45. Bölüm

241 26 46
                                    

Keyifli okumalar dilerim.

*******************

İki çiftin de saraya dönmesinin üzerinden bir süre geçmişti.

Theon, ağabeyi ile konuşmayı sonraya bırakıp prensesi kendi dairesine götürmüştü. Yatağın üzerine oturmuş, omzu sargılı bir şekilde prensesin elinde kılıç tutmaktan oluşan yaralara merhem sürüyordu.

Oda büyük bir sessizlikle kaplıydı, ikisinin de ağzını uzun bıçak açmamıştı.

Prensesin yumuşak ellerinde oluşan yaralara bakmak Theon'un yüreğinde büyük suçluluk duygusunu körüklüyordu.

"Şu ellerinin haline bak," dedi Theon.

"Uzun süredir kılıç tutmadığım için böyle," dedi Nyana, prensi yatıştırmaya çalışarak.

"Sence, sorun bu mu Nyana?

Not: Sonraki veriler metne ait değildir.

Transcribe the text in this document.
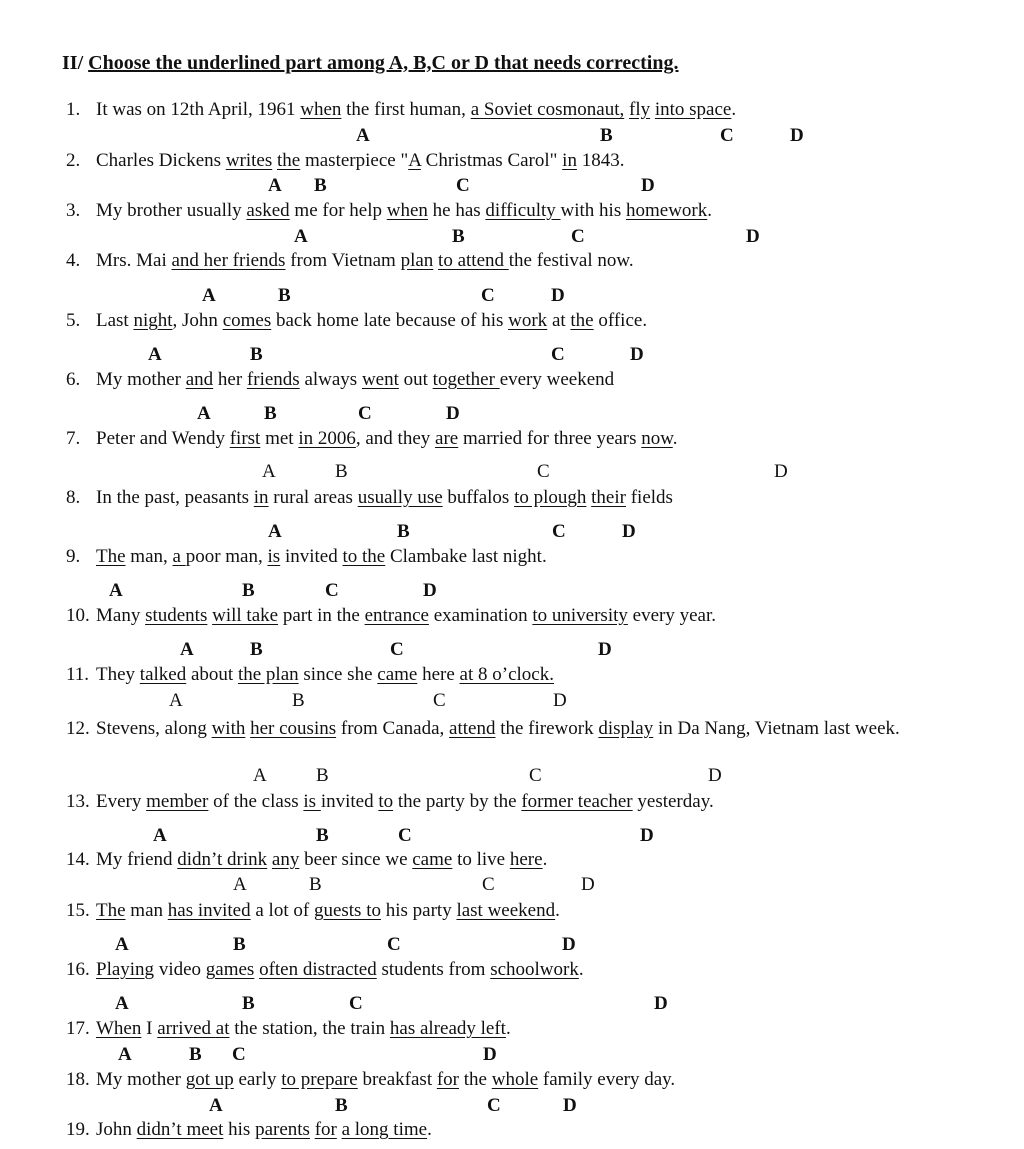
II/ Choose the underlined part among A, B,C or D that needs correcting.
1. It was on 12th April, 1961 when the first human, a Soviet cosmonaut, fly into space.
A	B	C	D
2. Charles Dickens writes the masterpiece "A Christmas Carol" in 1843.
A B	C	D
3. My brother usually asked me for help when he has difficulty with his homework.
A	B	C	D
4. Mrs. Mai and her friends from Vietnam plan to attend the festival now.
A	B	C	D
5. Last night, John comes back home late because of his work at the office.
A	B	C	D
6. My mother and her friends always went out together every weekend
A	B	C	D
7. Peter and Wendy first met in 2006, and they are married for three years now.
A	B	C	D
8. In the past, peasants in rural areas usually use buffalos to plough their fields
A	B	C	D
9. The man, a poor man, is invited to the Clambake last night.
A	B	C	D
10. Many students will take part in the entrance examination to university every year.
A	B	C	D
11. They talked about the plan since she came here at 8 o’clock.
A	B	C	D
12. Stevens, along with her cousins from Canada, attend the firework display in Da Nang, Vietnam last week.
A	B	C	D
13. Every member of the class is invited to the party by the former teacher yesterday.
A	B	C	D
14. My friend didn’t drink any beer since we came to live here.
A	B	C	D
15. The man has invited a lot of guests to his party last weekend.
A	B	C	D
16. Playing video games often distracted students from schoolwork.
A	B	C	D
17. When I arrived at the station, the train has already left.
A	B C	D
18. My mother got up early to prepare breakfast for the whole family every day.
A	B	C	D
19. John didn’t meet his parents for a long time.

Sana bir şey olsaydı ben bununla nasıl yaşardım?"

"Benim bir şeyim yok," dedi Nyana ve Theon'un sol koluna dokundu. "Vurulan sensin, neden kendini düşünmüyorsun?"

Theon kolunu geri çekti. "Bana ne olduğu umrumda değil. O şerefsiz sizi nasıl bırakır?" Theon'un sesi yükselmiş, gözleri öfkeyle parlıyordu.

"Ona gitmesini ben söyledim."

Theon sinirle parmaklarını saçlarına geçirdi ve geri doğru attı. "Bana bunu neden yapıyorsun?"

"Seni orada yapayalnız bırakmamı mı bekliyordun?"

"Kendini düşünmeliydin! Benim yüzümden sana zarar gelmesine katlanamıyorum! Bu berbat hissettiriyor."

Nyana elini Theon'un elinin üstüne koydu ve başparmağıyla üzerini okşadı. "Üç-beş tane köpeği haklamak benim için zor bir şey değil. Hem, peşinde oldukları kişi ben değildim. Lütfen biraz sakinleş, geldiğimizden beri diken üzerindesin."

"O kadın mı?"

"Evet."

"Şerefsiz herif."

"Kral o kadına çok değer veriyor gibi görünüyor. Karnı burnunda bir kadını nasıl o şerefsizlere teslim edebilirdim?"

Theon kollarını prensese sardı ve başının arkasını okşadı. "Sen muhteşem bir kadınsın."

"Biraz sakinleştin mi?"

Theon geri çekildi ve hafifçe tebessüm etti. "Senin sayende." Prensesin kendi elini dizinin üzerine koydu ve temiz bir bezle sardı. "Dinlenmek ister misin? Yorgun olmalısın."

Nyana elini çekti ve parmaklarını saçlarına doladı. "Başka bir şey istiyorum."

"Ne istiyorsun? Söyle bana."

"O kızartmalı tatlıdan," dedi Nyana parmaklarını daire şekline sokarak. Gözleri tarif ederken parıl parıl parlıyordu.

Theon parmaklarıyla burnunun kökünü sıktı ve güldü. "Ah, sinirlerim bozuldu."

Theon prensesin saçlarını bir çocuk gibi sevdikten sonra ayağa kalktı ve kapıya doğru yürüyecekken adım sesleri duydu.

Çok geçmeden dışarıdan seslenildi.

"Majesteleri, kral hazretleri geldiler."

Nyana hemen yataktan kalktı. "Ben sizi yanlız bırakayım."

"Çıkmana gerek yok," dedi Theon.

"Rahat rahat konuşun."

Prenses kapıdan çıktı ve kapattıktan sonra önünde bekleyen Ryul ile karşılaştı.